Stubbs, JR, Zhang, S, Friedman, PA, Nolin, TD
Clinical journal of the American Society of Nephrology : CJASN. 2014;(11):1965-73
-
-
Free full text
-
Abstract
BACKGROUND AND OBJECTIVES Elevated concentrations of fibroblast growth factor 23 (FGF23) are postulated to promote 25-hydroxyvitamin D (25[OH]D) insufficiency in CKD by stimulating 24-hydroxylation of this metabolite, leading to its subsequent degradation; however, prospective human studies testing this relationship are lacking. DESIGN, SETTING, PARTICIPANTS, & MEASUREMENTS An open-label prospective study was conducted from October 2010 through July 2012 to compare the effect of 8 weeks of oral cholecalciferol therapy (50,000 IU twice weekly) on the production of 24,25(OH)2D3 in vitamin D-insufficient patients with CKD (n=15) and controls with normal kidney function (n=15). Vitamin D metabolites were comprehensively profiled at baseline and after treatment, along with FGF23 and other mineral metabolism parameters.
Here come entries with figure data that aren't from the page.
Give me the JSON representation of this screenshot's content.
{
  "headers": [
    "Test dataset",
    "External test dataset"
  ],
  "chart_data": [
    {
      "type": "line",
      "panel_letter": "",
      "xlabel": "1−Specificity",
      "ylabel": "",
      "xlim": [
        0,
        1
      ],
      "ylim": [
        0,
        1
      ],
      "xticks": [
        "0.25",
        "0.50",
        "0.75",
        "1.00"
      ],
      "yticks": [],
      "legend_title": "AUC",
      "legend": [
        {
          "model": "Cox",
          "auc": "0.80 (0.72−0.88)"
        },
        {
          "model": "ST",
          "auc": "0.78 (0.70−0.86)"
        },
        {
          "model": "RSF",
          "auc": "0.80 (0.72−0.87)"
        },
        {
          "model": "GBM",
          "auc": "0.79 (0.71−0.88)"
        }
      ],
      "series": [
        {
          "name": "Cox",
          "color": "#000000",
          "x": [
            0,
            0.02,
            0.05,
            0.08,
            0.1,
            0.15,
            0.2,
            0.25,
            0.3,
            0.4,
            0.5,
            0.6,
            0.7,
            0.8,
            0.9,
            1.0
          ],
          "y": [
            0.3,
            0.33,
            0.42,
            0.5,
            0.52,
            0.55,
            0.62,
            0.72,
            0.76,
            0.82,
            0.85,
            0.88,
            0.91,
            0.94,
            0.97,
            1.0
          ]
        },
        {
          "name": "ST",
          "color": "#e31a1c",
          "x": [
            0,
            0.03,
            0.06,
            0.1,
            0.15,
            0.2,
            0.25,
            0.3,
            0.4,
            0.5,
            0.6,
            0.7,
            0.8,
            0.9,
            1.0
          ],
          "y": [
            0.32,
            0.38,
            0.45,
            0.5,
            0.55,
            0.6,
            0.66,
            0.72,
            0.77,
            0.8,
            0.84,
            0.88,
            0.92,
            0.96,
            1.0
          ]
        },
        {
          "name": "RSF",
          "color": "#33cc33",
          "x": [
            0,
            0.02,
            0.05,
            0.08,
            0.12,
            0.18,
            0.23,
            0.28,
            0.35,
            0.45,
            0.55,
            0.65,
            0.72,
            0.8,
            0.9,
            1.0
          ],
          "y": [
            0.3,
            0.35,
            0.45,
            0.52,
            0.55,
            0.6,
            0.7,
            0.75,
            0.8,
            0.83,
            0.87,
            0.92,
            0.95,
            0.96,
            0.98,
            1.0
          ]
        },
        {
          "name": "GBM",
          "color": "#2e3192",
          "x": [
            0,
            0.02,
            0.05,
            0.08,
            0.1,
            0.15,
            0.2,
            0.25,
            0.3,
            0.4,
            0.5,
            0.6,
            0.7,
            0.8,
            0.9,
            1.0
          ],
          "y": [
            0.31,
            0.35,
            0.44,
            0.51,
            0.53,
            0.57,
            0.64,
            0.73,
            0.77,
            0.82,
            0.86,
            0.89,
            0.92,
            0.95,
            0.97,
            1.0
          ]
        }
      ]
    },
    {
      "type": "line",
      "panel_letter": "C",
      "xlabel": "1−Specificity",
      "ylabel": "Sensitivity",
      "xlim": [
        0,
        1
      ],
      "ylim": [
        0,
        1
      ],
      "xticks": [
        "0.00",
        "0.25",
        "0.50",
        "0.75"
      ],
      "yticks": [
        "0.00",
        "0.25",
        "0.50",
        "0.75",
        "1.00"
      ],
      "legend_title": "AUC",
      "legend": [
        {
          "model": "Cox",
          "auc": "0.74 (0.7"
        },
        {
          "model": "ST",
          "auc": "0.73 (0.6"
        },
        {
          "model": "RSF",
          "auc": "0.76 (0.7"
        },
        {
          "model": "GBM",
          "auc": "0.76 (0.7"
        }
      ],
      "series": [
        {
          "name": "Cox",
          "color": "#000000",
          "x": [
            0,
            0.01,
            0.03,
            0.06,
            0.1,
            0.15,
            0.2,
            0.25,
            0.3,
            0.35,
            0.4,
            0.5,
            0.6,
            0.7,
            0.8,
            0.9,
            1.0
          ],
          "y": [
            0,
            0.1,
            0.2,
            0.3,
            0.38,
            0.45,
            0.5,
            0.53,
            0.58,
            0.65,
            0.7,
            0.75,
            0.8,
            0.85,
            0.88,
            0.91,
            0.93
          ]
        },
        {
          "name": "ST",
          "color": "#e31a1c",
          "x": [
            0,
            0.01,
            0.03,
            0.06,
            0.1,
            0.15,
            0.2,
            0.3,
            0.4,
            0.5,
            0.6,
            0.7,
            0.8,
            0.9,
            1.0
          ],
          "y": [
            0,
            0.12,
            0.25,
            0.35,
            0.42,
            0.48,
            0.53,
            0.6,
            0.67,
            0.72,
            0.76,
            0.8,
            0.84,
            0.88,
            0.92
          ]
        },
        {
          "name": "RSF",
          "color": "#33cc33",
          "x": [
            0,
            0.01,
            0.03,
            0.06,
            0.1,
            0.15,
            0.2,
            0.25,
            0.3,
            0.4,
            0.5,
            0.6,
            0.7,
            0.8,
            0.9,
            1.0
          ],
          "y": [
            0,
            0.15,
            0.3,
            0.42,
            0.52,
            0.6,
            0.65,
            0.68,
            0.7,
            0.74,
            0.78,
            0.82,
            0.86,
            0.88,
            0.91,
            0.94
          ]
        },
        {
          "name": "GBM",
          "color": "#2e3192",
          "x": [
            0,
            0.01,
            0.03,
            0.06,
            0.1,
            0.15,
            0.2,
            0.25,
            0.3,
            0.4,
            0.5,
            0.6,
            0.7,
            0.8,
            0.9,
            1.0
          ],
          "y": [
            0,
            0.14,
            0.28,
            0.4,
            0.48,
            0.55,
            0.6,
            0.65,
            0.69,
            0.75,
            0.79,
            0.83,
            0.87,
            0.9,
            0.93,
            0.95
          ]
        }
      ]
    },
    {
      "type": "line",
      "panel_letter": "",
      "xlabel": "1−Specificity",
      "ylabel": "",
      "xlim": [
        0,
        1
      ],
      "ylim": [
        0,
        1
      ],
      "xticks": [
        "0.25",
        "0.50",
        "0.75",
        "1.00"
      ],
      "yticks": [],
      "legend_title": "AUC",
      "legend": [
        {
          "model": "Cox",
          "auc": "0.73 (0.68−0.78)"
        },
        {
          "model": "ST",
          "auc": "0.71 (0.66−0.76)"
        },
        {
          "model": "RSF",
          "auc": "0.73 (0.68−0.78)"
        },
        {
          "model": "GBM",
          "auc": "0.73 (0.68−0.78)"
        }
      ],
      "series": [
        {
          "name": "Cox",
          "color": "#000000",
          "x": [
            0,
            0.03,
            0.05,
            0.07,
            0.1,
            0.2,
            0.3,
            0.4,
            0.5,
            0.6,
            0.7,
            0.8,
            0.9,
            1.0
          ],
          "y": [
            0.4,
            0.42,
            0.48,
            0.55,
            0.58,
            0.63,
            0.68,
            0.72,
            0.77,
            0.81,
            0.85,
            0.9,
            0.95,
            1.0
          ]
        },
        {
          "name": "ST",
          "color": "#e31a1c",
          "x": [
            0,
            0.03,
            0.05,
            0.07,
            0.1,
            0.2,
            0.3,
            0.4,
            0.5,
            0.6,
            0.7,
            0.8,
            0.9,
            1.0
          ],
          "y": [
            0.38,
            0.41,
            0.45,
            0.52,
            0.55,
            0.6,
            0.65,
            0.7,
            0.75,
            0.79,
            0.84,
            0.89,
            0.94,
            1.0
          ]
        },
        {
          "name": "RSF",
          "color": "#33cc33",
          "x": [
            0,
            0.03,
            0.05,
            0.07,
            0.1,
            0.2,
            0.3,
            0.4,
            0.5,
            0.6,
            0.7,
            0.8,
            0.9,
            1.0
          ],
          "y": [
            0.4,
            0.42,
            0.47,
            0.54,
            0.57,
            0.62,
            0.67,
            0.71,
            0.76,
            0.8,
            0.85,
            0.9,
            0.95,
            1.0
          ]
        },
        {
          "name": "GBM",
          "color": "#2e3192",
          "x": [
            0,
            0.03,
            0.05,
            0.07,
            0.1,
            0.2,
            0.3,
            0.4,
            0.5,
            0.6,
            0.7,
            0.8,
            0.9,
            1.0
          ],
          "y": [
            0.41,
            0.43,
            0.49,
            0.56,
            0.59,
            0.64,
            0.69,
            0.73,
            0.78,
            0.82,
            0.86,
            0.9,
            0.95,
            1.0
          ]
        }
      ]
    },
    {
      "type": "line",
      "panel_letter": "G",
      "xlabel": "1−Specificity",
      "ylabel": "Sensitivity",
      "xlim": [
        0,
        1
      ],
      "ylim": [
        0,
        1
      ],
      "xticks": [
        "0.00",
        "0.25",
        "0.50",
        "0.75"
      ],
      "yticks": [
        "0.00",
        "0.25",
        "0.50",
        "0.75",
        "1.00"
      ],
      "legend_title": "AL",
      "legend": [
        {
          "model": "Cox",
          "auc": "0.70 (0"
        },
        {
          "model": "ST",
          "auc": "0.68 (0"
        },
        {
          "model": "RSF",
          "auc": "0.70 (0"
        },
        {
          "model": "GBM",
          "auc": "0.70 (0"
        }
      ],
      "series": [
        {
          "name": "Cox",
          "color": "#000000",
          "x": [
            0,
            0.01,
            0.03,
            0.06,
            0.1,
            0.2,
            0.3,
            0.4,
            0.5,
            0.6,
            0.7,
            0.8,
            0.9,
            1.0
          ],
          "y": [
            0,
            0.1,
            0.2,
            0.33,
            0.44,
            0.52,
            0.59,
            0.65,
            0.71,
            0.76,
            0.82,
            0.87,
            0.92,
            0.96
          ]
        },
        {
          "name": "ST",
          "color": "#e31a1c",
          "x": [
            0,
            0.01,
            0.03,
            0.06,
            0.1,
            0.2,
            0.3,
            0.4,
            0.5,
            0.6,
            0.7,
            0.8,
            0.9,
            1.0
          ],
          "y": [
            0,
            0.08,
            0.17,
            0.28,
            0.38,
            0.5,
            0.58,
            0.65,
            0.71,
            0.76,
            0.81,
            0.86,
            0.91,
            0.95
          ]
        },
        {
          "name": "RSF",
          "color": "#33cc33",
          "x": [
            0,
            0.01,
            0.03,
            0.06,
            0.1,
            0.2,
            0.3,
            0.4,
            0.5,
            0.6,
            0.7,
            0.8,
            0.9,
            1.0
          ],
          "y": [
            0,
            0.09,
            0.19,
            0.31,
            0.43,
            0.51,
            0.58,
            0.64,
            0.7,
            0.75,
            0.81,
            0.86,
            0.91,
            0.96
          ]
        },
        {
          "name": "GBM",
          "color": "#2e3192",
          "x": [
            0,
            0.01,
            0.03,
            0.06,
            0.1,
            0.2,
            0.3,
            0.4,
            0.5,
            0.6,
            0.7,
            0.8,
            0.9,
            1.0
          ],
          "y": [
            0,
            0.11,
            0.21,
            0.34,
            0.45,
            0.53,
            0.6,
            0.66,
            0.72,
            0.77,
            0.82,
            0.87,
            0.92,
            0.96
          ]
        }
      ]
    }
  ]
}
RESULTS Vitamin D3 and 25(OH)D3 concentrations increased equivalently in the CKD and control groups following cholecalciferol treatment (median D3 change, 8.6 ng/ml [interquartile range, 3.9-25.6 ng/ml] for controls versus 12.6 ng/ml [6.9-41.2 ng/ml] for CKD [P=0.15]; 25(OH)D3 change, 39.2 ng/ml [30.9-47.2 ng/ml] for controls versus 39.9 ng/ml [31.5-44.1 ng/ml] for CKD [P=0.58]). Likewise, the absolute increase in 1α,25(OH)2D3 was similar between CKD participants and controls (change, 111.2 pg/ml [64.3-141.6 pg/ml] for controls versus 101.1 pg/ml [74.2-123.1 pg/ml] for CKD; P=0.38). Baseline and post-treatment 24,25(OH)2D3 concentrations were lower in the CKD group; moreover, the absolute increase in 24,25(OH)2D3 after therapy was markedly smaller in patients with CKD (change, 2.8 ng/ml [2.3-3.5 ng/ml] for controls versus 1.2 ng/ml [0.6-1.9 ng/ml] for patients with CKD; P<0.001). Furthermore, higher baseline FGF23 concentrations were associated with smaller increments in 24,25(OH)2D3 for individuals with CKD; this association was negated after adjustment for eGFR by multivariate analysis. CONCLUSIONS Patients with CKD exhibit an altered ability to increase serum 24,25(OH)2D3 after cholecalciferol therapy, suggesting decreased 24-hydroxylase activity in CKD. The observed relationship between baseline FGF23 and increments in 24,25(OH)2D3 further refutes the idea that FGF23 directly contributes to 25(OH)D insufficiency in CKD through stimulation of 24-hydroxylase activity.